The most recent Newsmakers program with Democrat Providence Mayor Jorge Elorza showed an interesting side of the mayor. As one would expect, bulk of the interview addressed the situation in Providence schools.
What was striking about the discussion was the mismatch between the mayor’s analysis and his actions. He’s looking for “transformational change,” and he knows the teachers contract is central to the problem. He insists that reform can’t “nip at the edges,” but also that “you just can’t do transformational change through negotiations.” That is especially true, he says, because state law tilts things so much in the favor of the labor unions.
He’s looked into the experience of state-takeovers around the country and has discovered that the beneficial effects rarely take hold for long. Yet, he still supports the concept of state takeover in Rhode Island, largely because he foresees an opportunity to change the contract.
With all of this in mind, the mayor shouldn’t have had to wait for the Johns Hopkins report. He should have had that information in-hand and in front of the General Assembly over the past six months, asking for changes to the laws with which he has a problem.

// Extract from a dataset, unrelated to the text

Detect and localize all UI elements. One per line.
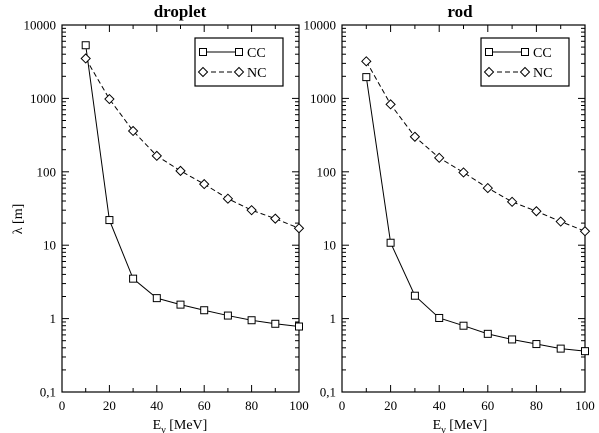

Other topics raised during the interview had a similar theme: the problems are at the state level. One needn’t agree entirely with that statement to suggest that somebody who does would be taking a very different approach than the mayor. We would be seeing, for example, media campaigns and pressure being put publicly on specific politicians.
This observation carries over into the proposed solutions. Knowing, as Elorza does, that state interventions don’t tend to translate into long-term improvement, he should understand that it isn’t just policies that have to change. Sure, a longer school day might help, and a streamlined method of getting rid of underperforming teachers certainly would, but unless the foundational incentives of the workplace change, the system will backslide as soon as the public spotlight moves away. One could make the case that short-term improvements in these situations aren’t even a result of the actual policy changes as much as the incentive that everybody has for to perform for a short time in order to avoid more painful reforms.

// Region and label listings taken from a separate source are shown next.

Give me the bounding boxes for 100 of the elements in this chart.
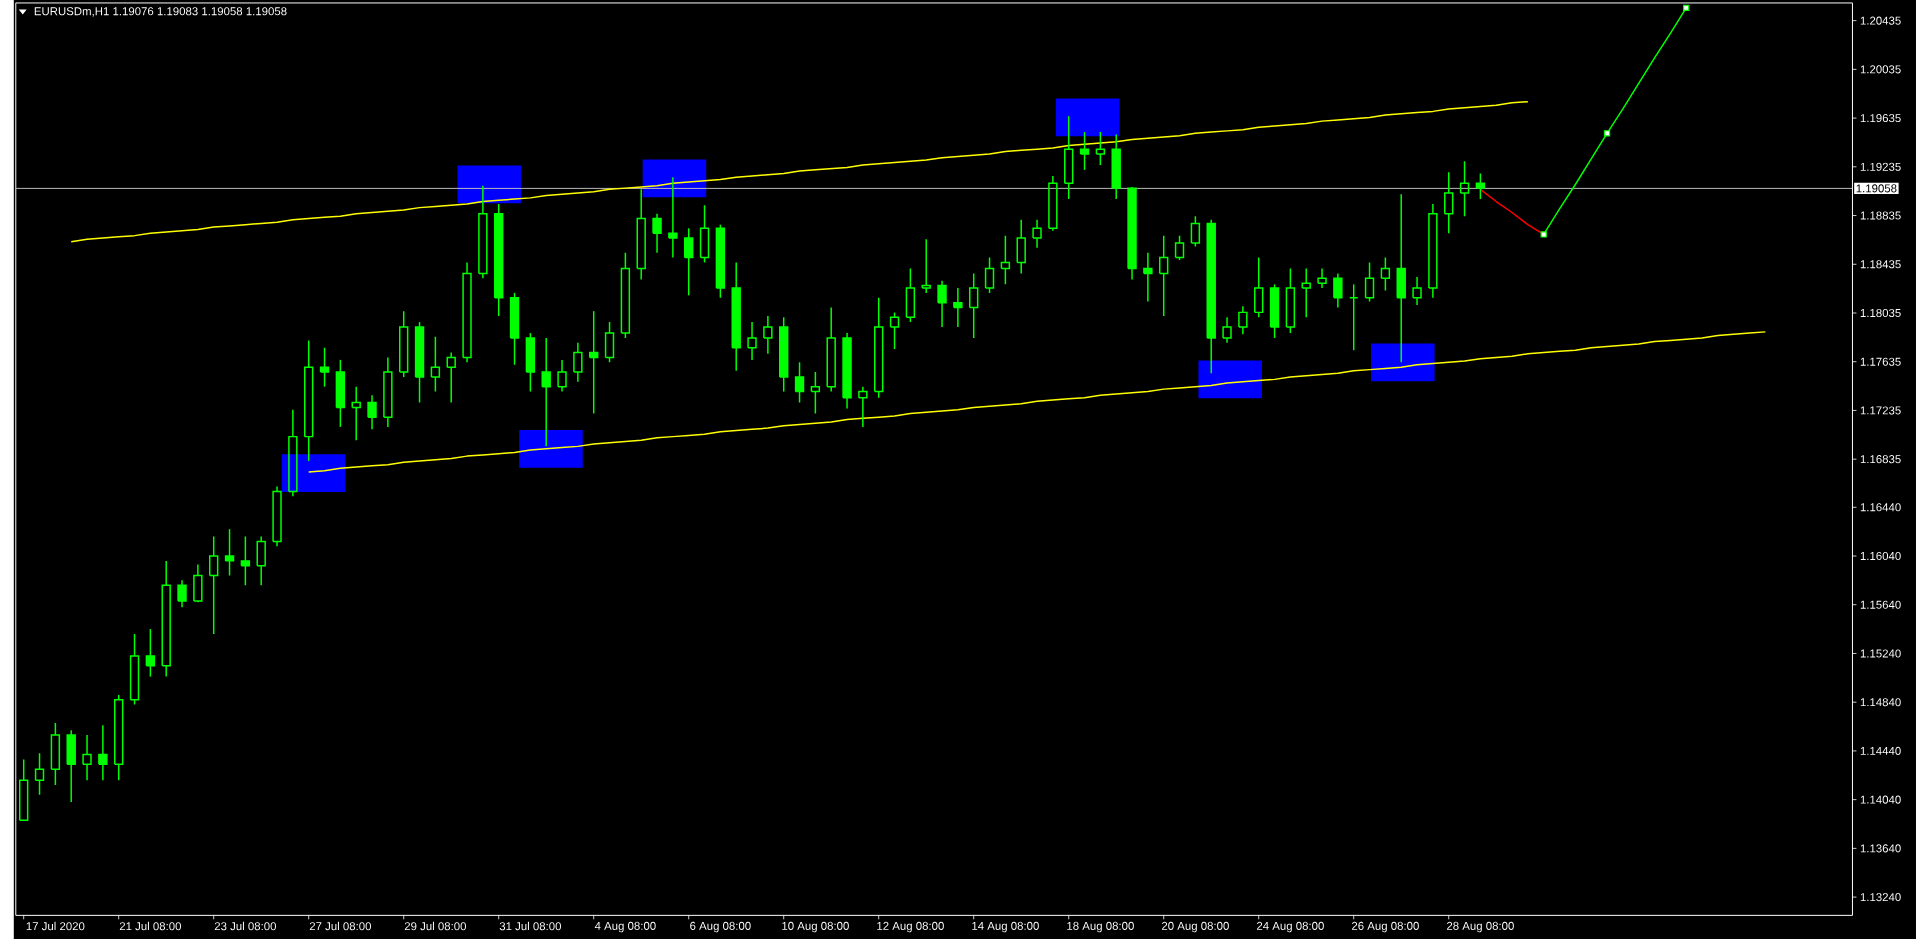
x-tick-label: 17 Jul 2020 <box>26 921 85 931</box>
candlestick <box>937 279 947 328</box>
y-tick-label: 1.18835 <box>1860 211 1901 220</box>
x-tick-label: 14 Aug 08:00 <box>972 921 1039 933</box>
candlestick <box>367 394 377 430</box>
x-tick-label: 23 Jul 08:00 <box>214 921 277 931</box>
candlestick <box>826 306 836 393</box>
candlestick <box>557 359 567 393</box>
point <box>1540 231 1547 238</box>
candlestick <box>604 321 615 363</box>
candlestick <box>699 204 710 264</box>
y-tick-label: 1.16040 <box>1860 551 1901 560</box>
candlestick <box>1459 160 1470 217</box>
candlestick <box>731 261 741 372</box>
candlestick <box>1111 133 1121 200</box>
candlestick <box>1095 131 1106 166</box>
candlestick <box>1428 203 1438 299</box>
x-tick-label: 24 Aug 08:00 <box>1256 921 1324 933</box>
candlestick <box>1190 215 1201 248</box>
candlestick <box>842 332 852 410</box>
x-tick-label: 4 Aug 08:00 <box>594 921 656 933</box>
candlestick <box>1206 218 1216 374</box>
x-tick-label: 26 Aug 08:00 <box>1351 921 1419 933</box>
candlestick <box>921 238 931 294</box>
x-tick-label: 31 Jul 08:00 <box>499 921 562 931</box>
candlestick <box>620 251 631 339</box>
candlestick <box>953 287 963 328</box>
y-tick-label: 1.14040 <box>1860 795 1901 804</box>
candlestick <box>1380 256 1391 292</box>
candlestick <box>478 184 488 279</box>
y-tick-label: 1.16440 <box>1860 503 1901 512</box>
point <box>1603 130 1611 137</box>
candlestick <box>193 563 203 603</box>
x-tick-label: 12 Aug 08:00 <box>877 921 944 933</box>
x-tick-label: 29 Jul 08:00 <box>404 921 467 931</box>
candlestick <box>161 560 171 678</box>
candlestick <box>34 752 45 796</box>
y-tick-label: 1.14440 <box>1860 746 1901 755</box>
x-tick-label: 6 Aug 08:00 <box>690 921 751 933</box>
candlestick <box>98 724 108 781</box>
candlestick <box>272 485 282 547</box>
candlestick <box>1016 218 1026 275</box>
candlestick <box>1159 234 1169 317</box>
candlestick <box>1222 316 1232 344</box>
x-tick-label: 27 Jul 08:00 <box>309 921 372 931</box>
chart-title: EURUSDm,H1 1.19076 1.19083 1.19058 1.19058 <box>34 7 287 17</box>
candlestick <box>462 261 472 363</box>
candlestick <box>82 734 92 781</box>
candlestick <box>1143 251 1153 303</box>
candlestick <box>1285 267 1296 334</box>
candlestick <box>288 408 298 497</box>
candlestick <box>1254 256 1264 318</box>
candlestick <box>874 296 884 399</box>
y-tick-label: 1.17235 <box>1860 406 1901 415</box>
candlestick <box>66 729 76 803</box>
x-tick-label: 10 Aug 08:00 <box>782 921 849 933</box>
candlestick <box>1317 267 1327 289</box>
candlestick <box>351 385 361 441</box>
candlestick <box>573 341 583 383</box>
y-tick-label: 1.18035 <box>1860 308 1901 317</box>
candlestick <box>113 694 124 781</box>
candlestick <box>1174 234 1185 261</box>
x-tick-label: 28 Aug 08:00 <box>1446 921 1514 933</box>
y-tick-label: 1.18435 <box>1860 260 1901 269</box>
candlestick <box>1412 276 1422 306</box>
candlestick <box>240 535 251 586</box>
ref-line-label: 1.19058 <box>1856 184 1897 193</box>
x-tick-label: 18 Aug 08:00 <box>1067 921 1134 933</box>
candlestick <box>668 176 678 259</box>
candlestick <box>889 311 900 350</box>
candlestick <box>589 310 599 415</box>
point <box>1683 4 1690 11</box>
candlestick <box>208 535 219 635</box>
candlestick <box>1444 171 1454 234</box>
candlestick <box>858 385 868 428</box>
candlestick <box>129 633 140 706</box>
candlestick <box>541 337 551 448</box>
candlestick <box>256 535 266 586</box>
candlestick <box>636 188 646 281</box>
candlestick <box>1333 272 1343 309</box>
candlestick <box>1000 234 1011 286</box>
candlestick <box>50 722 61 786</box>
y-tick-label: 1.13640 <box>1860 844 1901 853</box>
y-tick-label: 1.17635 <box>1860 357 1901 366</box>
y-tick-label: 1.15240 <box>1860 649 1901 658</box>
candlestick <box>763 315 773 355</box>
candlestick <box>177 579 187 608</box>
y-tick-label: 1.15640 <box>1860 600 1901 609</box>
candlestick <box>1396 193 1406 363</box>
x-tick-label: 20 Aug 08:00 <box>1161 921 1229 933</box>
candlestick <box>1032 218 1042 249</box>
y-tick-label: 1.20035 <box>1860 65 1901 74</box>
candlestick <box>18 758 29 821</box>
candlestick <box>1048 175 1058 232</box>
candlestick <box>430 335 441 393</box>
candlestick <box>399 310 409 378</box>
candlestick <box>383 356 393 428</box>
candlestick <box>1364 261 1375 303</box>
candlestick <box>652 212 662 254</box>
y-tick-label: 1.19635 <box>1860 113 1901 123</box>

That is why modifying the competitive environment in which schools operate would surely be a more-effective reform than anything done within the schools themselves. The system needs the incentives that come with accountability and competition.

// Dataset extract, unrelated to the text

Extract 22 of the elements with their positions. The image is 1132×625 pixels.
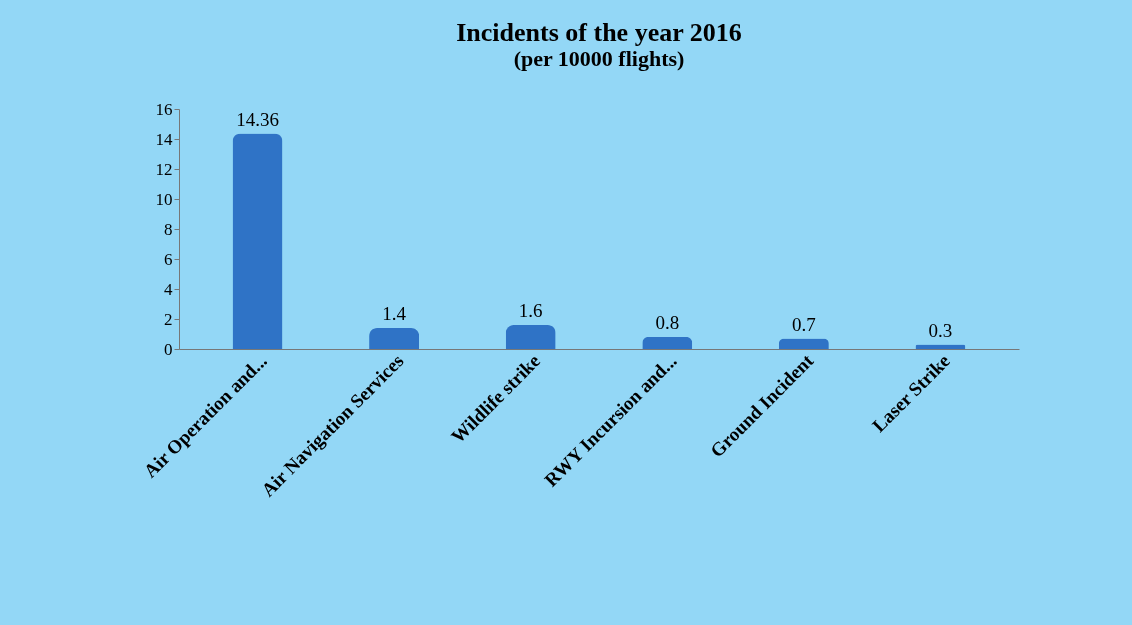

Massachusetts attempted to answer that need with the risk that schools would actually be closed and reconstituted. However, that only kicks in when circumstances get truly terrible, and evidence of the past few years suggests the Bay State may be coming to the end of its run at the front of the national class. More-conservative states have leaned toward school choice, whether implemented broadly or as the consequence for districts when schools underperform.
Whether reforms that strong would have a chance in Rhode Island is not a question that evokes optimism. But those are the sorts of questions that we would be seeing influential people ask if they were serious about fixing the problem.